I was afraid what people from the secret police would want from me again, but I was glad to be able to work with the others; teaching made me happy
Jaroslav Oliverius was born in 1933 at Žižkov in Prague from a poor family. His father worked in a factory and his mother took care of the house. Soon after the outbreak of World War II, his father lost his job and took an opportunity to work in Germany. There, he was in prison for some time, but in the end returned safely to Prague. On May 8, 1945, Oliverius spent his twelfth birthday under dramatic conditions from the liberation of Prague. Nevertheless, the whole family managed to leave Prague and spent the night at Uhříněves. The next day, a convoy of the Red Army stopped to take them home to Prague. Oliverius experienced the communist revolution in 1948 as an adolescent. He began to fully realize the reality of the communistic regime during his Arabic and Hebrew studies at the Faculty of Arts at Charles University in Prague (1951-1956).
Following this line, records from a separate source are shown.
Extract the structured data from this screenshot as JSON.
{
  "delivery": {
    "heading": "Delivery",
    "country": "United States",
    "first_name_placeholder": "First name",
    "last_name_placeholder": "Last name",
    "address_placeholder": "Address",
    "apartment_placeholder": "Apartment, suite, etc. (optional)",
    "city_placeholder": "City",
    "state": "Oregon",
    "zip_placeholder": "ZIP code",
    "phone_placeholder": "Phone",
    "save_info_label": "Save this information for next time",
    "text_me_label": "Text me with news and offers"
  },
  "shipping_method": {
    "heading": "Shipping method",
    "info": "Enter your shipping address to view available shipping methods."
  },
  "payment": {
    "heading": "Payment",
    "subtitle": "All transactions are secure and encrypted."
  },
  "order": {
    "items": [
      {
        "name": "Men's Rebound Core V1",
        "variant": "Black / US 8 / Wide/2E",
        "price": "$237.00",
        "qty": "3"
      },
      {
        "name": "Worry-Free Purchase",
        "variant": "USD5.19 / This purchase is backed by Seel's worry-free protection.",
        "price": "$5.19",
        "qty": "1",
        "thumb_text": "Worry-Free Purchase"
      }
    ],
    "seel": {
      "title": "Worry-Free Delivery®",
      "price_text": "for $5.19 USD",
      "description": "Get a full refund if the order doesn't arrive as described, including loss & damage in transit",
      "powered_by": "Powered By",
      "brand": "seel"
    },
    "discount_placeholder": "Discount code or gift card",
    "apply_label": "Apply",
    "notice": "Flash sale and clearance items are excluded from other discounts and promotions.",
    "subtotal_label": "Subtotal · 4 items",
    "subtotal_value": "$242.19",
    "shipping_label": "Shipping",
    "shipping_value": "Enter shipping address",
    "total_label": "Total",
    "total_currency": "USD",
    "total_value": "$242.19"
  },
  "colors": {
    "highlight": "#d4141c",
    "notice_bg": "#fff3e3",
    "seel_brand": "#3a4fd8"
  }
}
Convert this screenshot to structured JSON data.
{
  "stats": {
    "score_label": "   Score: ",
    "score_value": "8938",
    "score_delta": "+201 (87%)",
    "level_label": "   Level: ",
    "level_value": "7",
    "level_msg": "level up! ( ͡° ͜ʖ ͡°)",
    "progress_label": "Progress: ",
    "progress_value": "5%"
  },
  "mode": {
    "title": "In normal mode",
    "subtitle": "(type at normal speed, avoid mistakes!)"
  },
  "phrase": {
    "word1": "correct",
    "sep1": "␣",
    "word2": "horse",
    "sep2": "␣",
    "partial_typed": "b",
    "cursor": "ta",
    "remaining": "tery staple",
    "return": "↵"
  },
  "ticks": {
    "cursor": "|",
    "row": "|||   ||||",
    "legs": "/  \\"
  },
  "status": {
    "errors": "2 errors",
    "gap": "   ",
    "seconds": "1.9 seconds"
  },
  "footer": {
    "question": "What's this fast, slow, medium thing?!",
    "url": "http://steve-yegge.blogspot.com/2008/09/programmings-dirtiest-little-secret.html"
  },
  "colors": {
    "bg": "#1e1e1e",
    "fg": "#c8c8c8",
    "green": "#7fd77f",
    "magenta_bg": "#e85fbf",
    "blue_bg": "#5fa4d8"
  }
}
After his studies, he started to work at the Oriental Institute of the Czechoslovak Academy of Sciences and successfully applied for a scholarship for research in Egypt. Afterwards, he visited Egypt several times as a teacher of the Faculty of Arts of Charles University and after every return the secret police approached him to ask if some intelligence service had tried to contact him. In the 60’s, the secret police attempted to persuade him for collaboration, but Oliverius, with certain fear, refused to serve as an informer. This decision carried no severe consequences and Oliverius could continue with his pedagogical activities at the university quite normally. Some of his students, especially Jana Hybášková, were actively engaged in the Velvet revolution in 1989 and Oliverius appreciates it very much. Presently, he still teaches at the Faculty of Arts of the Charles University.